Confronted with the rare and awkward choice of siding with either a president of their party or a Cabinet member who’s a former colleague, Senate Republicans are sounding of single mind:
Attorney General Jeff Sessions, until five months ago a senior GOP senator from Alabama, has done nothing to merit the upbraiding he’s been taking from President Donald Trump.
Being a former member of one of the most exclusive clubs in American politics, it seems, has privileges — including insulation from a wave of piling on when your job seems in jeopardy.
Conversations on Thursday with nine senators from across the Republican ideological spectrum, representing one-sixth of the party caucus, produced not a single critical word about their former colleague — let alone anyone willing to agree the president is justified in being angry that Sessions recused himself from the investigation into Russian meddling in the 2016 election.
“He’s a totally honorable man, a public servant who is trying to do the right thing,” Sen. Dan Sullivan of Alaska, a former attorney general of the state, said in a typical comment. “I respected the recusal decision when he made it and I still respect it now,” he added.
Asked if the president was being too harsh on Sessions, GOP conference Chairman John Thune of South Dakota offered: “Well, what ‘I’ think is that the attorney general is doing a good job.”
The longest-tenured current GOP senator, Orrin G. Hatch of Utah, said that while the recusal decision Sessions made in March was a close call, he’s done “a fine job” since and Trump’s unabated fury after so many months was out of all proportion.
“The president could have, and should have, been a bit more judicious, to use a word appropriate in this case,” Hatch said, adding: “Although, of course, that’s not really his way.”
The de facto votes of confidence on the Hill came as Sessions declared he would remain at the helm of the Justice Department “as long as that is appropriate,” despite Trump’s declaration the day before that he would not have nominated Sessions to that post had he known that he would recuse himself.
“Jeff Sessions takes the job, gets into the job, recuses himself, which frankly I think is very unfair to the president,” Trump said during a sprawling interview with The New York Times. “How do you take a job and then recuse yourself?

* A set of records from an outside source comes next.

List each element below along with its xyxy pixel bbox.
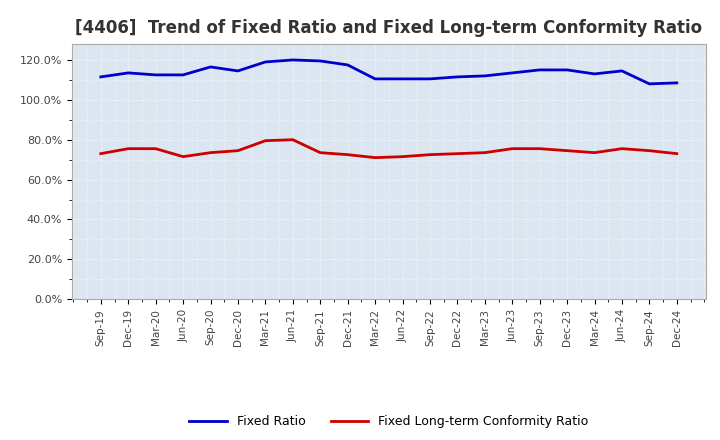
Fixed Long-term Conformity Ratio xyxy=(453,151,462,156)
Fixed Ratio xyxy=(343,62,352,68)
Fixed Ratio xyxy=(508,70,516,76)
Fixed Ratio xyxy=(563,67,572,73)
Line: Fixed Ratio: Fixed Ratio xyxy=(101,60,677,84)
Fixed Ratio xyxy=(289,57,297,62)
Line: Fixed Long-term Conformity Ratio: Fixed Long-term Conformity Ratio xyxy=(101,139,677,158)
Fixed Ratio xyxy=(316,59,325,64)
Fixed Long-term Conformity Ratio xyxy=(618,146,626,151)
Fixed Ratio xyxy=(124,70,132,76)
Fixed Ratio xyxy=(536,67,544,73)
Fixed Long-term Conformity Ratio xyxy=(672,151,681,156)
Fixed Ratio xyxy=(179,72,187,77)
Fixed Ratio xyxy=(672,80,681,85)
Fixed Long-term Conformity Ratio xyxy=(289,137,297,142)
Fixed Ratio xyxy=(206,64,215,70)
Fixed Long-term Conformity Ratio xyxy=(426,152,434,157)
Fixed Ratio xyxy=(261,59,270,65)
Fixed Long-term Conformity Ratio xyxy=(316,150,325,155)
Fixed Ratio xyxy=(590,71,599,77)
Fixed Long-term Conformity Ratio xyxy=(508,146,516,151)
Fixed Long-term Conformity Ratio xyxy=(179,154,187,159)
Fixed Long-term Conformity Ratio xyxy=(590,150,599,155)
Fixed Long-term Conformity Ratio xyxy=(371,155,379,160)
Fixed Long-term Conformity Ratio xyxy=(343,152,352,157)
Fixed Ratio xyxy=(398,76,407,81)
Fixed Long-term Conformity Ratio xyxy=(563,148,572,153)
Fixed Long-term Conformity Ratio xyxy=(96,151,105,156)
Fixed Ratio xyxy=(618,68,626,73)
Fixed Ratio xyxy=(151,72,160,77)
Fixed Long-term Conformity Ratio xyxy=(233,148,242,153)
Fixed Ratio xyxy=(96,74,105,80)
Title: [4406]  Trend of Fixed Ratio and Fixed Long-term Conformity Ratio: [4406] Trend of Fixed Ratio and Fixed Lo… xyxy=(75,19,703,37)
Fixed Ratio xyxy=(480,73,489,78)
Fixed Long-term Conformity Ratio xyxy=(151,146,160,151)
Fixed Ratio xyxy=(426,76,434,81)
Fixed Ratio xyxy=(371,76,379,81)
Fixed Long-term Conformity Ratio xyxy=(645,148,654,153)
Fixed Ratio xyxy=(645,81,654,87)
Fixed Ratio xyxy=(453,74,462,80)
Legend: Fixed Ratio, Fixed Long-term Conformity Ratio: Fixed Ratio, Fixed Long-term Conformity … xyxy=(184,411,593,433)
Fixed Long-term Conformity Ratio xyxy=(261,138,270,143)
Fixed Long-term Conformity Ratio xyxy=(206,150,215,155)
Fixed Long-term Conformity Ratio xyxy=(124,146,132,151)
Fixed Ratio xyxy=(233,68,242,73)
Fixed Long-term Conformity Ratio xyxy=(398,154,407,159)
Fixed Long-term Conformity Ratio xyxy=(536,146,544,151)
Fixed Long-term Conformity Ratio xyxy=(480,150,489,155)
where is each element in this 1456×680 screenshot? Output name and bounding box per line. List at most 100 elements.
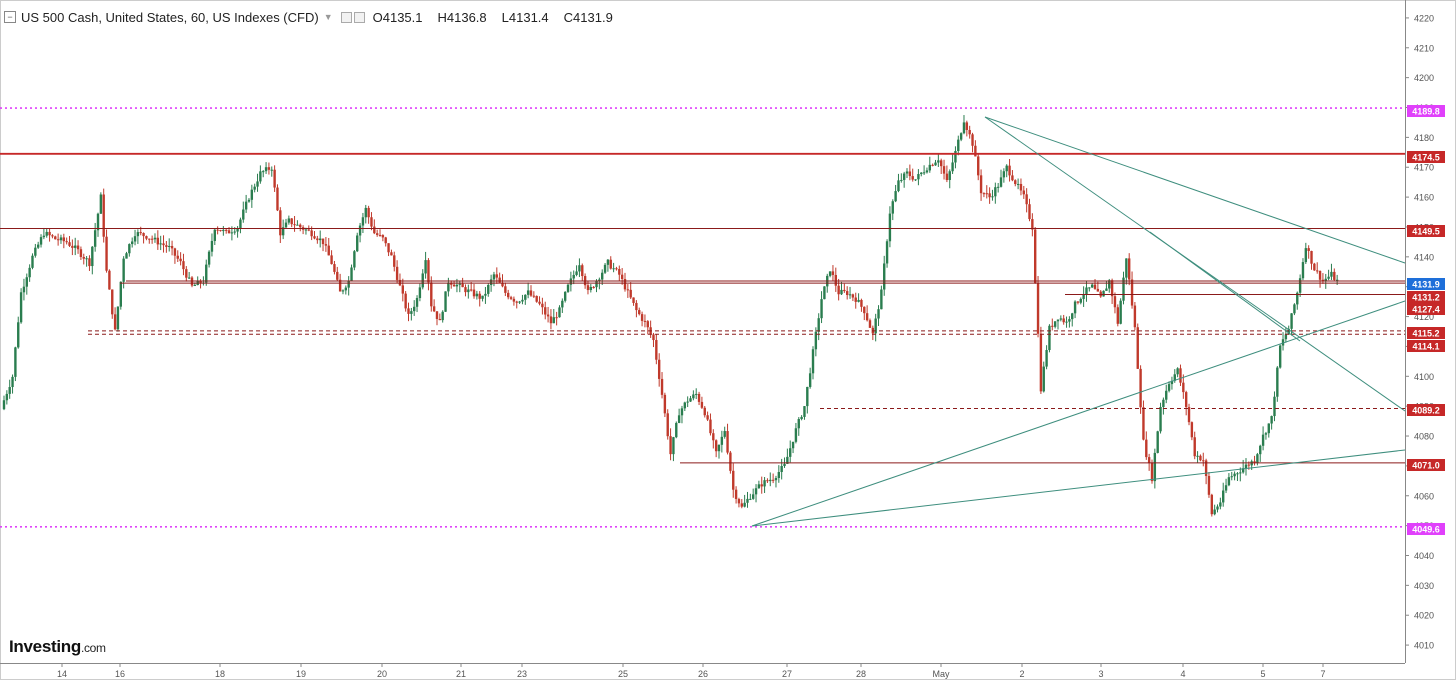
candle-body <box>581 265 584 277</box>
candle-body <box>25 277 28 287</box>
candle-body <box>395 266 399 280</box>
candle-body <box>1153 452 1157 482</box>
candle-body <box>1281 339 1285 346</box>
y-tick-label: 4200 <box>1414 73 1434 83</box>
candle-body <box>42 235 46 238</box>
candle-body <box>432 306 436 312</box>
candle-body <box>512 298 516 302</box>
candle-body <box>1082 294 1085 299</box>
candle-body <box>541 303 544 308</box>
candle-body <box>666 413 669 437</box>
indicator-icon[interactable] <box>353 11 365 23</box>
candle-body <box>2 400 6 410</box>
candle-body <box>375 233 379 235</box>
candle-body <box>1128 258 1131 280</box>
candle-body <box>34 247 37 256</box>
candle-body <box>1059 318 1063 320</box>
candle-body <box>808 373 812 387</box>
candle-body <box>794 428 798 442</box>
candle-body <box>256 181 259 187</box>
candle-body <box>438 318 442 321</box>
trend-line <box>751 449 1406 527</box>
candle-body <box>59 237 63 241</box>
candle-body <box>1025 194 1028 205</box>
candle-body <box>689 398 692 402</box>
candle-body <box>279 210 282 236</box>
candle-body <box>384 237 387 244</box>
candle-body <box>561 300 564 308</box>
candle-body <box>1122 277 1125 301</box>
candle-body <box>128 244 131 254</box>
candle-body <box>578 265 581 272</box>
candle-body <box>464 287 467 293</box>
candle-body <box>757 484 761 489</box>
price-level-label-bg <box>1407 340 1445 352</box>
candle-body <box>68 242 71 246</box>
candle-body <box>640 314 644 321</box>
candle-body <box>709 419 712 434</box>
candle-body <box>461 283 464 288</box>
price-level-label: 4089.2 <box>1412 406 1440 416</box>
candle-body <box>703 407 706 416</box>
candle-body <box>1165 390 1168 400</box>
candle-body <box>863 306 866 314</box>
candle-body <box>162 243 165 246</box>
candle-body <box>683 402 687 409</box>
candle-body <box>965 122 969 130</box>
candle-body <box>1273 396 1276 417</box>
candle-body <box>1150 463 1154 482</box>
price-level-label-bg <box>1407 523 1445 535</box>
candle-body <box>341 290 345 292</box>
candle-body <box>1219 502 1222 507</box>
candle-body <box>370 217 373 227</box>
candle-body <box>247 199 251 202</box>
candle-body <box>789 448 792 457</box>
candle-body <box>518 301 521 303</box>
candle-body <box>680 408 684 416</box>
candle-body <box>817 318 820 332</box>
y-tick-label: 4030 <box>1414 581 1434 591</box>
candle-body <box>1147 457 1151 464</box>
candle-body <box>390 252 393 256</box>
candle-body <box>481 295 484 299</box>
candle-body <box>1216 506 1219 510</box>
candle-body <box>290 218 293 225</box>
candle-body <box>239 219 242 228</box>
candle-body <box>925 170 929 173</box>
candle-body <box>837 285 840 295</box>
candle-body <box>296 224 299 226</box>
candle-body <box>1159 406 1162 432</box>
candle-body <box>720 436 724 445</box>
candle-body <box>1278 345 1282 368</box>
candle-body <box>905 171 909 174</box>
candle-body <box>1227 477 1231 486</box>
minus-square-icon[interactable]: − <box>4 11 16 23</box>
candle-body <box>712 433 715 441</box>
candle-body <box>737 498 741 504</box>
candle-body <box>51 235 54 237</box>
candle-body <box>529 290 533 296</box>
candle-body <box>1045 350 1048 367</box>
candle-body <box>1042 366 1045 392</box>
caret-down-icon[interactable]: ▼ <box>323 12 333 22</box>
candle-body <box>734 489 738 499</box>
settings-icon[interactable] <box>340 11 352 23</box>
x-tick-label: 3 <box>1098 669 1103 679</box>
price-level-label-bg <box>1407 327 1445 339</box>
candle-body <box>148 238 151 240</box>
candle-body <box>669 436 672 455</box>
candle-body <box>410 311 413 314</box>
candle-body <box>931 164 934 166</box>
instrument-title[interactable]: US 500 Cash, United States, 60, US Index… <box>21 9 319 25</box>
candle-body <box>994 187 997 197</box>
candle-body <box>1093 284 1097 289</box>
ohlc-high-letter: H <box>437 9 447 25</box>
candle-body <box>381 235 385 238</box>
candle-body <box>717 444 721 452</box>
ohlc-low-value: 4131.4 <box>508 9 549 25</box>
candle-body <box>806 386 809 407</box>
candle-body <box>1267 423 1270 434</box>
candle-body <box>1224 485 1228 491</box>
candle-body <box>1005 165 1008 172</box>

If he would have recused himself before the job, I would have said, ‘Thanks, Jeff, but I’m not going to take you.’ It’s extremely unfair — and that’s a mild word — to the president.”
Asked Thursday at a news conference, arranged to announce arrests in an online narcotics sales case, whether he was considering resigning in the face of Trump’s criticisms, Sessions said, “The work we are doing today is the kind of work that we intend to continue,” adding, “I’m totally confident that we can continue to run this office in an effective way.”
Senate Majority Whip John Cornyn, a former attorney general of Texas, described Sessions as “doing just fine” and urged Trump to work to put their relationship back together. “They’re both adults and they can work it out.”
Speaking of loyalty
The president’s unabated fury is all the more perplexing to senators because of Sessions’ distinction as the first senator to endorse him, in February 2016 — a time when many GOP senators and House members were still openly repudiating the candidate who had won the New Hampshire and South Carolina primaries and become the clear front-runner for the party’s nomination.
From that point through the convention, the fall campaign, the transition and the opening weeks of the administration, Sessions’ status seemed to be steadily elevated from best-friend-in-Congress to one of the few non-family members of Trumps’ innermost circle
But that changed with the recusal, which came after revelations that, in his Senate confirmation hearing, Sessions failed to disclose contacts with the Russian ambassador while advising the Trump campaign. His decision set in motion the series of decisions resulting in former FBI Director Robert S. Mueller’s appointment as special counsel.
One reason the senators sounded so unified in support of Sessions is that his dismissal or forced resignation would make life for every Republican in Congress much more difficult.
That’s because the nomination and confirmation of a replacement would be, more than anything, a referendum on Mueller’s inquiry, which is already reportedly looking into possibly improper interconnected behavior by members of the president’s family and his 2016 campaign operatives.
Special counsels report to the attorney general, who can veto such an official’s decisions, but are not supposed to provide close supervision. Given the Sessions recusal, Mueller is now reporting to Justice’s No. 2 official, Rod Rosenstein.
Were Sessions to be in need of replacement at the top, however, Mueller would get a new overseer only when Trump nominated someone who had secured Senate confirmation, meaning GOP senators would inevitably be pressed to take a clear position in support or skepticism of Mueller’s work.